Heinrich der Löwe, Herzog von Sachsen und Bayern, der mächtigste Reichsfürst seiner Zeit, an Talenten und Kriegskunst einer der ersten Heerführer, war der Nachbar des geschwächten Niklot; die Wendenländer an der Ostsee waren von jeher das Augenmark dieses ehrgeizigen Fürsten gewesen, die Grafen von Holstein und Ratzeburg wären seine Vasallen, Ditmarsen seine Eroberung; das nach dem großen Brande von 1136 neuerbaute Lübeck stand unter seinem unmittelbaren Schutze, jetzt sollte auch Obotritien, dessen Oberherrn er sich seit dem Kreuzzuge von 1148 nannte, und in der Tat auch war, ihm huldigen. Verwicklungen im Reiche, die italischen Feldzüge hatten bisher seine Aufmerksamkeit in Anspruch genommen; jetzt hatte er freie Hand zu seinen Operationen im Norden. Der Vorwand zum Kriege war leicht gefunden. Die Seeräubereien der Wenden mussten dazu dienen.

Der Feldzug begann im Jahre 1160. Niklot sah die Gefahr und suchte, wie vor Jahren, dem Feinde durch einen Einfall in Wagrien zuvorzukommen; aber sein Anschlag auf Lübeck misslang. Die Dänen, mit Heinrich verbunden, landeten auf Poel und zerstörten Rostock, das hier zum ersten Male und zwar schon als Stadt erscheint. Da schleifte Niklot selbst seine Vesten, Ilow, Mikilinburg, Zwerin und Dobin, und zog sich zurück nach dem festen Werle an der Warnow, an den Grenzen des Kyssinerlandes gelegen; hier fiel er, bei einem Ausfall sich zu kühn vorwagend*). Schrecken bemächtigte sich seiner Wenden. Alles floh in die Wälder und auf die Schiffe. Inzwischen hatte Markgraf Albrecht der Bär die Länder der Haveler, Birzaner und Stoderaner erobert, ganz Slavanien war in Feindes Händen. Heinrich räumte Kyssinien und Circipanien den Söhnen Niklots, dem Pribislaw und Wertislaw, wieder ein, nicht aber Obotritien; hier ließ er die zerstörten Vesten wieder aufbauen, und übergab Zwerin und Ilow dem tapfern Gunzel von Hagen, Kussin dem Ludolf von Braunschweig, das Kastell von Malchow dem Ludolf von Peina, an Heinrich von Scaten aber Mikilinburg, wo auch Berns zum Bischofe und Nachfolger des ersten, aber wohl nicht zum Besitz gelangten Bischofs Emmehard ernannt und eingesetzt wurde. So schien das ganze Land unterjocht; deutsche Kolonisten eilten in Scharen herbei, Besitz zu nehmen von dem geraubten Erbe der Wenden.

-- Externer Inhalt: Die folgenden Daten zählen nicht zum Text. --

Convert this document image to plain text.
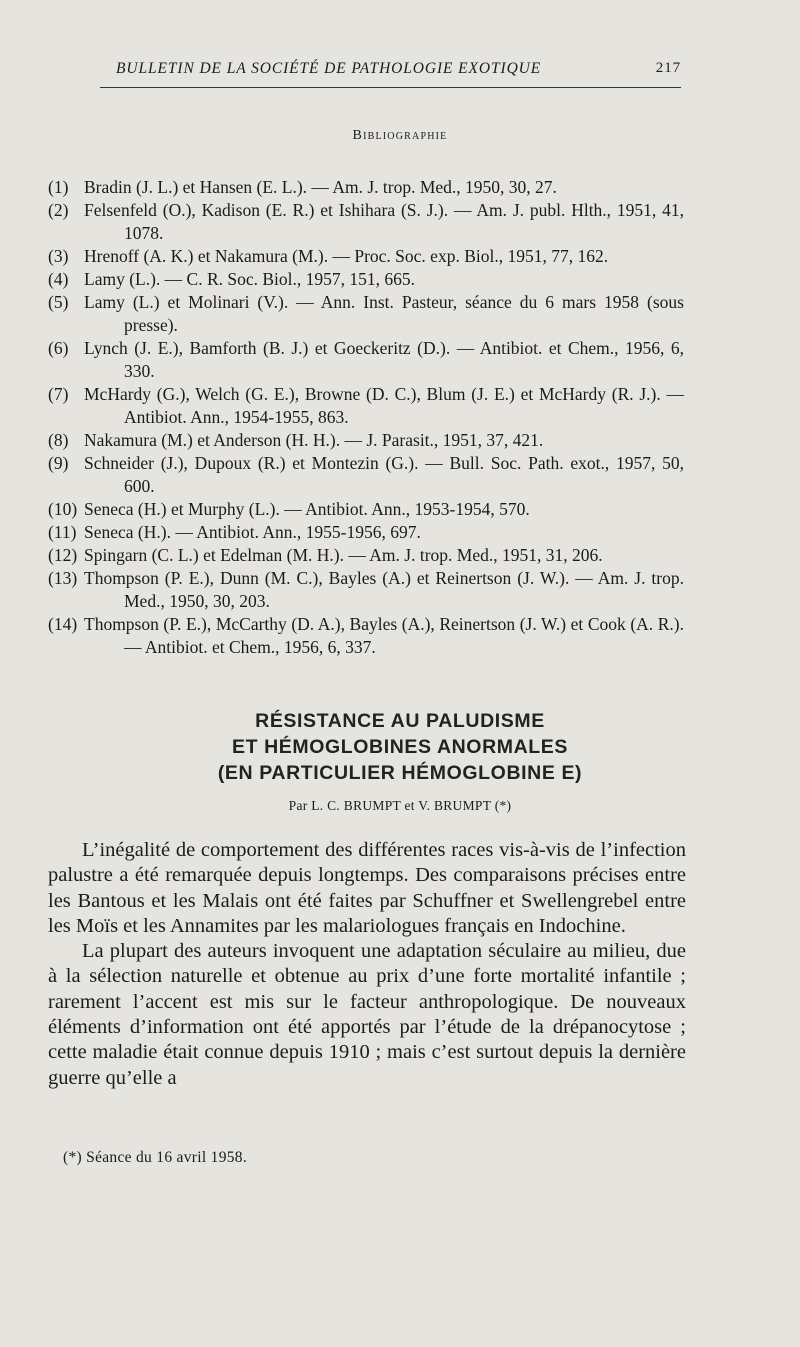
BULLETIN DE LA SOCIÉTÉ DE PATHOLOGIE EXOTIQUE	217
Bibliographie
(1) Bradin (J. L.) et Hansen (E. L.). — Am. J. trop. Med., 1950, 30, 27.
(2) Felsenfeld (O.), Kadison (E. R.) et Ishihara (S. J.). — Am. J. publ. Hlth., 1951, 41, 1078.
(3) Hrenoff (A. K.) et Nakamura (M.). — Proc. Soc. exp. Biol., 1951, 77, 162.
(4) Lamy (L.). — C. R. Soc. Biol., 1957, 151, 665.
(5) Lamy (L.) et Molinari (V.). — Ann. Inst. Pasteur, séance du 6 mars 1958 (sous presse).
(6) Lynch (J. E.), Bamforth (B. J.) et Goeckeritz (D.). — Antibiot. et Chem., 1956, 6, 330.
(7) McHardy (G.), Welch (G. E.), Browne (D. C.), Blum (J. E.) et McHardy (R. J.). — Antibiot. Ann., 1954-1955, 863.
(8) Nakamura (M.) et Anderson (H. H.). — J. Parasit., 1951, 37, 421.
(9) Schneider (J.), Dupoux (R.) et Montezin (G.). — Bull. Soc. Path. exot., 1957, 50, 600.
(10) Seneca (H.) et Murphy (L.). — Antibiot. Ann., 1953-1954, 570.
(11) Seneca (H.). — Antibiot. Ann., 1955-1956, 697.
(12) Spingarn (C. L.) et Edelman (M. H.). — Am. J. trop. Med., 1951, 31, 206.
(13) Thompson (P. E.), Dunn (M. C.), Bayles (A.) et Reinertson (J. W.). — Am. J. trop. Med., 1950, 30, 203.
(14) Thompson (P. E.), McCarthy (D. A.), Bayles (A.), Reinertson (J. W.) et Cook (A. R.). — Antibiot. et Chem., 1956, 6, 337.
RÉSISTANCE AU PALUDISME
ET HÉMOGLOBINES ANORMALES
(EN PARTICULIER HÉMOGLOBINE E)
Par L. C. BRUMPT et V. BRUMPT (*)

L’inégalité de comportement des différentes races vis-à-vis de l’infection palustre a été remarquée depuis longtemps. Des comparaisons précises entre les Bantous et les Malais ont été faites par Schuffner et Swellengrebel entre les Moïs et les Annamites par les malariologues français en Indochine.

La plupart des auteurs invoquent une adaptation séculaire au milieu, due à la sélection naturelle et obtenue au prix d’une forte mortalité infantile ; rarement l’accent est mis sur le facteur anthropologique. De nouveaux éléments d’information ont été apportés par l’étude de la drépanocytose ; cette maladie était connue depuis 1910 ; mais c’est surtout depuis la dernière guerre qu’elle a

(*) Séance du 16 avril 1958.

*) Die Abstammung Niklots, des Ahnherrn unsers Regentenhauses, schwebt im Dunkeln. Doch nach den Worten des gleichzeitigen Schriftstellers Helmold von Bosau, welcher den Pribislaw, der mit Niklot zugleich nach Hlawardes Tod als Herrscher im Wendenlande auftrat, fratruelem Henrici, den Niklot aber majorem terrae (welches wahrscheinlich wörtliche Übersetzung eines wendischen Titels ist) nennt, scheint man nicht berechtigt, Niklots Geschlecht von dem obotritischen Königshause abzuleiten, obwohl freilich das Gegenteil nicht gerade darum folgt. Jedenfalls stand sein Stamm in hohem Ansehen, wie die Ehe seines dritten Sohnes Prisilaw mit einer dänischen Königstochter sattsam beweist.